" Strongly Worded Letters"
What are you prepared to do?
It’s Saturday, February 7th, 2026. It’s cold outside, and my legs and feet are sore from a long day’s work. My marital status is on the rocks, and the sound of my daughter singing in the next room—though full of life—is absolutely terrible. In November, I caught the flu and was hospitalized for three days. Just a month before that, back home in Chicago, I had pneumonia and spent five days in the hospital. The only reason I was even there was to help take care of my mom while she was ill. I haven’t been to church in months, my prayer life has dwindled, and my Bible is collecting dust.
Through all of that turmoil—the sickness, the strain in my marriage, the exhaustion, and the quiet distance I’ve felt from my faith—two things have been constantly playing in my head, or rather, two phrases. The first came in April 2025, when New York Democratic Senator Chuck Schumer spoke about sending the Trump administration “a very strong letter.” The other phrase, which stands in sharp contrast to the first, comes from one of my favorite scenes in one of my favorite movies—but we’ll get to that a little later.
The reason those words—“a very strong letter”—have been ringing in my head for almost a year now is because, to me, they show just how out of touch many of our elected leaders are, with quite a few of them, frankly, overstaying their welcome. This administration has set fire to the barn, and some of the very people we chose to fight those fires are asleep at the wheel of the fire truck. Others seem wide awake back at the station, watching The Andy Griffith Show, under the illusion that we’re still living in those so-called “good and wholesome days.”
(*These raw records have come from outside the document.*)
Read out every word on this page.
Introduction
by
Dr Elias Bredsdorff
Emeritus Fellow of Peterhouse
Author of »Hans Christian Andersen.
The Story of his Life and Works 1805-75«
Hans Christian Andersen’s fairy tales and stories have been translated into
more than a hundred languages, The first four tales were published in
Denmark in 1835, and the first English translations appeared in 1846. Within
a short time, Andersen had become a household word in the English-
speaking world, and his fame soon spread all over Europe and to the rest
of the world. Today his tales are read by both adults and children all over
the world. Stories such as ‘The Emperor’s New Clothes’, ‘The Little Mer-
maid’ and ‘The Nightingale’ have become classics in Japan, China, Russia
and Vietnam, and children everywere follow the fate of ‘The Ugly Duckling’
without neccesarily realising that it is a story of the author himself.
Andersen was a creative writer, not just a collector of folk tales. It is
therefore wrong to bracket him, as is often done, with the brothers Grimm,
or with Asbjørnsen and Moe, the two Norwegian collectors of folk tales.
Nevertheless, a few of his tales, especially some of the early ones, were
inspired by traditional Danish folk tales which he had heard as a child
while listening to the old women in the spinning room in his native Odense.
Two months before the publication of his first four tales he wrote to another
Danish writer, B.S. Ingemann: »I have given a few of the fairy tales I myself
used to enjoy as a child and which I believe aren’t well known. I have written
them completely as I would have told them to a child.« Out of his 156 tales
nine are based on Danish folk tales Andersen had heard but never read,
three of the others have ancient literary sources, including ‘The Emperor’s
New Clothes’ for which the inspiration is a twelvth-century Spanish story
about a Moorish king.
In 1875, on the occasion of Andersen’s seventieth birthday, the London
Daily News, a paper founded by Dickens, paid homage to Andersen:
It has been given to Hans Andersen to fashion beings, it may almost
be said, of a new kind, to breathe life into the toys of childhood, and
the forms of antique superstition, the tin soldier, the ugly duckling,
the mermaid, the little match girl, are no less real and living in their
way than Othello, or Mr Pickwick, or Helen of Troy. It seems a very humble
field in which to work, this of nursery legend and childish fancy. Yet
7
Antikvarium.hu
It is a sorrowful thing to witness, day after day. Bringing pepper spray to a gunfight has never won a battle, and it never will. I watch as a handful of Democrats—and even fewer Republicans—make faint attempts to push back, but it reminds me of a line from one of my favorite scenes in one of my favorite films.
Each time I hear our leaders in Congress, or anywhere else, deliver their pale, cautious speeches about resistance, my mind drifts to those unforgettable words spoken by Sean Connery to Kevin Costner in The Untouchables. They echo there, lingering, like a truth too heavy to ignore.
And those words were, “What are you prepared to do?” The film tells the story of the infamous Chicago police squad, the Untouchables, led by Detective Eliot Ness, who dared to take down the world’s most notorious gangster, Alphonse “Scarface” Capone. In one powerful scene, Ness (Kevin Costner) sits in a church, trying to recruit Jim Malone (Sean Connery), a retired but highly respected Chicago police officer.
After Malone asks Ness about his plan to bring down Capone, he quickly realizes—much like I have with our elected officials—that Ness is milquetoast and unprepared for the fight he claims to want. So when Ness explains what he’s willing to do within the law, Malone presses him again, repeating the question: “Then what are you prepared to do?”
Malone was trying to make Ness understand that desperate times demand decisive action. As he put it: “He pulls a knife, you pull a gun. If he sends one of yours to the hospital, you send one of his to the morgue—that’s the Chicago way.”
To me, it’s a proverbial example of how our elected leaders—especially in D.C.—must be willing to confront this administration and its cohorts with real resolve. And if they’re not prepared to do what the moment demands, then they should step aside and make room for those who are.